«Слышь, мать. Ты бы это. Короче, уезжай отсюда. Чего тормозишь? Еще два рейса. И хана. Закроют ветку».
– Как закроют? – удивилась Тоня – А мы? А хлеб привозить? Никак не должны! Вы что-то напутали!
Машинист тоже назвал Тоню дурой и дал задний ход.
И тут Антонина Киселева впервые начала сомневаться. Через неделю она, сама не зная зачем, прикатила коляску с маленьким Леней на станцию. И смотрела, как грузит пожитки шумное семейство Капелькиных. Машинист, помогая затаскивать в поезд ящики и узлы, посмотрел в ее сторону и в сердцах сплюнул на вечную мерзлоту. После отъезда Капелькиных они остались в Хальмер-Ю одни.

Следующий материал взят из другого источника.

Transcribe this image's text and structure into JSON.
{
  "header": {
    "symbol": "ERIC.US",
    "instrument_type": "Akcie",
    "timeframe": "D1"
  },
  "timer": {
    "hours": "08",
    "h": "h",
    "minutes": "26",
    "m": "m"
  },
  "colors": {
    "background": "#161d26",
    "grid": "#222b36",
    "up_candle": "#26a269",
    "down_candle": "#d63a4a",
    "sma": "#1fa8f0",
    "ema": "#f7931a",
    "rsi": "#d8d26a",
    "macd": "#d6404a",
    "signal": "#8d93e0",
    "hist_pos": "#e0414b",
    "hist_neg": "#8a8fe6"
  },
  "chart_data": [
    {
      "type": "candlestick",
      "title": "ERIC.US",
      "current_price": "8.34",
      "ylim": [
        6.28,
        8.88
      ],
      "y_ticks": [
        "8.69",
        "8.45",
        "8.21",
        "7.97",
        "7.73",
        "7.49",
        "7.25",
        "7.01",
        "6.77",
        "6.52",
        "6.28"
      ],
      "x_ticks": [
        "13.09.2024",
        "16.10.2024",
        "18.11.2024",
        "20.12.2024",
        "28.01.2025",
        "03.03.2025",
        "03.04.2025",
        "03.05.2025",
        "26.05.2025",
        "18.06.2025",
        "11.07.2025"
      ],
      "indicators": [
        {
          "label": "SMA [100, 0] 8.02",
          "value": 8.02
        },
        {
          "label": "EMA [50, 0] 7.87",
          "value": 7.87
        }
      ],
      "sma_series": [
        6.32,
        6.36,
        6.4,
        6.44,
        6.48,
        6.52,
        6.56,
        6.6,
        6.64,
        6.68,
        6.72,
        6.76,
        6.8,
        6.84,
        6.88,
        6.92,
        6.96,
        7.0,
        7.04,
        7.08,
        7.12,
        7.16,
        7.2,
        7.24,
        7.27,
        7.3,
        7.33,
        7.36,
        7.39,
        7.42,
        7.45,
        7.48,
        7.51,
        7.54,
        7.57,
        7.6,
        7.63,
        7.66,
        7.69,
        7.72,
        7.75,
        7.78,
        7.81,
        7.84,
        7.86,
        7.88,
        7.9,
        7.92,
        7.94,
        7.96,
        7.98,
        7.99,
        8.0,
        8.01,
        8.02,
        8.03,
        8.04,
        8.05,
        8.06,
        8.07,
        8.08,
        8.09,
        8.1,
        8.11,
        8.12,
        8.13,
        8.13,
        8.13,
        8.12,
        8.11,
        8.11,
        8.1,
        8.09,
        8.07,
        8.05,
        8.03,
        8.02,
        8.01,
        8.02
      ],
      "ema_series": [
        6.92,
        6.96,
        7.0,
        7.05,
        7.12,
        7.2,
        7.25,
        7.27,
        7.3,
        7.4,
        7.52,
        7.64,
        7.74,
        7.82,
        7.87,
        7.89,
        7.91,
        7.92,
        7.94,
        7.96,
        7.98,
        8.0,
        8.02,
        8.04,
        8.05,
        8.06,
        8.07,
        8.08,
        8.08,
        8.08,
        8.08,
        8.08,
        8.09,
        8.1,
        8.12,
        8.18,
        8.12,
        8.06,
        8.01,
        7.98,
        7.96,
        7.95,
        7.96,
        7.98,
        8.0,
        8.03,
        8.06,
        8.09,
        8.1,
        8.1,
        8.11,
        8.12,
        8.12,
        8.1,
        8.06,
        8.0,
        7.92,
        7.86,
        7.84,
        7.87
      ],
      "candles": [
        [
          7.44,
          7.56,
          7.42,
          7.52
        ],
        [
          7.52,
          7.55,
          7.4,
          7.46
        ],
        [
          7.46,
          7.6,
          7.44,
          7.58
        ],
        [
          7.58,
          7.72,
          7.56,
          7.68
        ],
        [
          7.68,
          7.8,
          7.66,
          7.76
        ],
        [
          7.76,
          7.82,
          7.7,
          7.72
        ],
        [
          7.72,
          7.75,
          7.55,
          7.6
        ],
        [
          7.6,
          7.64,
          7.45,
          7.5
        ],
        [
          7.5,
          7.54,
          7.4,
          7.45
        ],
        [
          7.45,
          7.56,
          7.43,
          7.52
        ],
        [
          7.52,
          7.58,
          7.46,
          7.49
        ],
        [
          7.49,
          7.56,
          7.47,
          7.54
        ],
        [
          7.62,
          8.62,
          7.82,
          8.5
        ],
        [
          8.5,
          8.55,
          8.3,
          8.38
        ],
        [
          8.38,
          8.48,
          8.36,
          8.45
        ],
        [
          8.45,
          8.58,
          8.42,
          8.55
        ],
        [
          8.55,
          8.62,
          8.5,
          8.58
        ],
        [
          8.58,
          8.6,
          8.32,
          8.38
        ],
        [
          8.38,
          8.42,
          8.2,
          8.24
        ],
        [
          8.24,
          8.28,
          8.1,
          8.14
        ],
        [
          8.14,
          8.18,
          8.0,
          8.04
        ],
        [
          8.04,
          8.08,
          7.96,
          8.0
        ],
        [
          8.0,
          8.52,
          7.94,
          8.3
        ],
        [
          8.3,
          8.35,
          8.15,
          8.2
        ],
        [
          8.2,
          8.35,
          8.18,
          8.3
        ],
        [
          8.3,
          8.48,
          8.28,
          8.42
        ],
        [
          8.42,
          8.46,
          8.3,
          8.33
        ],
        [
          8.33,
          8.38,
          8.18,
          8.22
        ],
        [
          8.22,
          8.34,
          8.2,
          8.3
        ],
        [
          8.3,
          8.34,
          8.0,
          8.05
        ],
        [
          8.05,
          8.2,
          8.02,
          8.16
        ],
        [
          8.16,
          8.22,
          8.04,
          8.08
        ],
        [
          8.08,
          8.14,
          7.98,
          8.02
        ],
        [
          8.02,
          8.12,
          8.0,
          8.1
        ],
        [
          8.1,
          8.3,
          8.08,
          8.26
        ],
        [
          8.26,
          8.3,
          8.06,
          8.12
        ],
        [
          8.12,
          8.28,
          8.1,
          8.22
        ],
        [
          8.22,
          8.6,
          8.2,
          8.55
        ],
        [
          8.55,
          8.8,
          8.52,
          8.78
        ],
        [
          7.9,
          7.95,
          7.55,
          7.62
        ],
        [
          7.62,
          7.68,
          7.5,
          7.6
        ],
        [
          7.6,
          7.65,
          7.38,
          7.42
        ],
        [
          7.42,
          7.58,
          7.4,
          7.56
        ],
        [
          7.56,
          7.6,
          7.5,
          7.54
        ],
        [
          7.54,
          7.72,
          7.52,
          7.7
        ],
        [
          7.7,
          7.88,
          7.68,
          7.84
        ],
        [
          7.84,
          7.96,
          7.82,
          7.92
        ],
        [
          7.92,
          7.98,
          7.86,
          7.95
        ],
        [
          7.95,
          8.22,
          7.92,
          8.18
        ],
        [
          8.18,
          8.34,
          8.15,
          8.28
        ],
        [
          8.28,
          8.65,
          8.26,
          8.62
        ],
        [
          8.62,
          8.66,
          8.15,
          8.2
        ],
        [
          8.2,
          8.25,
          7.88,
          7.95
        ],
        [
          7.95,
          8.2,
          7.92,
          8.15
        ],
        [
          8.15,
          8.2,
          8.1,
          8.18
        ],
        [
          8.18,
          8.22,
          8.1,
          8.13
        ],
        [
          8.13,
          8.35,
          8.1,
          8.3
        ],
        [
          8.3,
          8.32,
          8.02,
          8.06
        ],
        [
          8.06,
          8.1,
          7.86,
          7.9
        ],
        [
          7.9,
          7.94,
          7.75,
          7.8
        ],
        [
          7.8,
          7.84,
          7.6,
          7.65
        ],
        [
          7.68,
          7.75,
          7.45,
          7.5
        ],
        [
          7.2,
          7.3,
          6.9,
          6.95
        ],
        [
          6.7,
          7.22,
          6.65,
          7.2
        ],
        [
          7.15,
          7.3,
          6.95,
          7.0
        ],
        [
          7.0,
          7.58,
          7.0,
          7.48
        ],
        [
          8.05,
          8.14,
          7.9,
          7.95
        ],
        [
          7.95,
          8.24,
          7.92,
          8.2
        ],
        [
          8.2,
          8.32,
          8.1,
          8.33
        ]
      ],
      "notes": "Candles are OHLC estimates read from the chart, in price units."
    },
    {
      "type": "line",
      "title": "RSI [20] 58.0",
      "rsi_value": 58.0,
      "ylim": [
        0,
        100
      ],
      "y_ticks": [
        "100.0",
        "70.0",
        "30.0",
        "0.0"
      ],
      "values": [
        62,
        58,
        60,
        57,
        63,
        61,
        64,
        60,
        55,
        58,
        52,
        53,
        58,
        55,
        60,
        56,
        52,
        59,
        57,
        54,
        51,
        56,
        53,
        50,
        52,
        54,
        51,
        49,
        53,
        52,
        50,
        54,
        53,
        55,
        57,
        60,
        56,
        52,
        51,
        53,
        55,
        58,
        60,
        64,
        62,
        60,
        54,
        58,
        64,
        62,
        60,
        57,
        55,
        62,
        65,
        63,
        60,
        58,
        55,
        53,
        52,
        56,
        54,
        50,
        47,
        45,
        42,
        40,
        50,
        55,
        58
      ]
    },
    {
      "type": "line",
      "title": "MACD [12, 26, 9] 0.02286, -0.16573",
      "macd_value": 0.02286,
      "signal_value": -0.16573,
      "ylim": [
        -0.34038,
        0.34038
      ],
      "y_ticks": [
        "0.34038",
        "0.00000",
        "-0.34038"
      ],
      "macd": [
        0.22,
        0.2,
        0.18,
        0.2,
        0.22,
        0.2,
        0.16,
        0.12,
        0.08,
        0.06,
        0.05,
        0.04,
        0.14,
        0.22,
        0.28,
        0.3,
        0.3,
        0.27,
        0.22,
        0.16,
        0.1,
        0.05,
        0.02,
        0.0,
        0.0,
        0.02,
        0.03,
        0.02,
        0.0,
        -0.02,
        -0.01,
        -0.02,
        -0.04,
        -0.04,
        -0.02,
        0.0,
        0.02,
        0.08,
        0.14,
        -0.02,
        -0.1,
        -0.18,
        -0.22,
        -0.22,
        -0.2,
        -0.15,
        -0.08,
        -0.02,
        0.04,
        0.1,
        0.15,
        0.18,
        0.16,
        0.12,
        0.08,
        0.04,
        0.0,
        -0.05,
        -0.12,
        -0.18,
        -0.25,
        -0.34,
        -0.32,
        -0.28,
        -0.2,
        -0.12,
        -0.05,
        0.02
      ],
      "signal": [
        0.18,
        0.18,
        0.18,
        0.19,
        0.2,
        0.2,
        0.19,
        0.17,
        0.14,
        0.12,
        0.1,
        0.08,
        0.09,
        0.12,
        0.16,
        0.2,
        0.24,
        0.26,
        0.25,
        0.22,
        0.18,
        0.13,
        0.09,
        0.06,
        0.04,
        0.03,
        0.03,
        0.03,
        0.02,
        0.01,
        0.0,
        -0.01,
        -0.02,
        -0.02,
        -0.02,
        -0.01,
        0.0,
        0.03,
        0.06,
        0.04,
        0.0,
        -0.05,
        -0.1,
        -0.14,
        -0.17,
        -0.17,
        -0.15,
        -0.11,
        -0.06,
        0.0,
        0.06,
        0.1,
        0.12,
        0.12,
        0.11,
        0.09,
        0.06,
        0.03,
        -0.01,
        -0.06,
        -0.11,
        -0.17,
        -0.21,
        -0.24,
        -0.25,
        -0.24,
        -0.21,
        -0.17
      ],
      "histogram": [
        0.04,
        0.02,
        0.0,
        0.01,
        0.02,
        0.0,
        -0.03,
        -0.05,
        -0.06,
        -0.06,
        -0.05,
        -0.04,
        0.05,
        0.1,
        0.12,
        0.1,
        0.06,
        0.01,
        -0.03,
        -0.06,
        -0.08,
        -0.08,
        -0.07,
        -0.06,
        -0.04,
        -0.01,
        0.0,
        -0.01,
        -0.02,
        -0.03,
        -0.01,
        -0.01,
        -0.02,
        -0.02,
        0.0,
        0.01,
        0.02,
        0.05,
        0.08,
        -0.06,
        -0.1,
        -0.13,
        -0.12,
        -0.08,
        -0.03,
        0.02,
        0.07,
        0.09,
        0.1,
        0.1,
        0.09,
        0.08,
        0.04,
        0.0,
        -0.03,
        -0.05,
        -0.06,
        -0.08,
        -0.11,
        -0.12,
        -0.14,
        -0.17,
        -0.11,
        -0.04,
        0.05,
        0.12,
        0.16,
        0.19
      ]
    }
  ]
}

– Я к мужу: давай уедем! А он в ответ благим матом. Даже руку стал поднимать. Раньше – никогда, хоть и шофер. Или лежит целыми днями лицом к стенке, молчит. А то заснет – и как заскрипит зубами, в тишине-то этой... Страху столько...
Ели только гречневую кашу. Больше ничего не осталось. Я во дворе костер разводила и варила. И электричество отключили, и газ. Сварю, поставлю кастрюлю ему у кровати, а она вся черная от дыма-то. А стол я на дрова поколола.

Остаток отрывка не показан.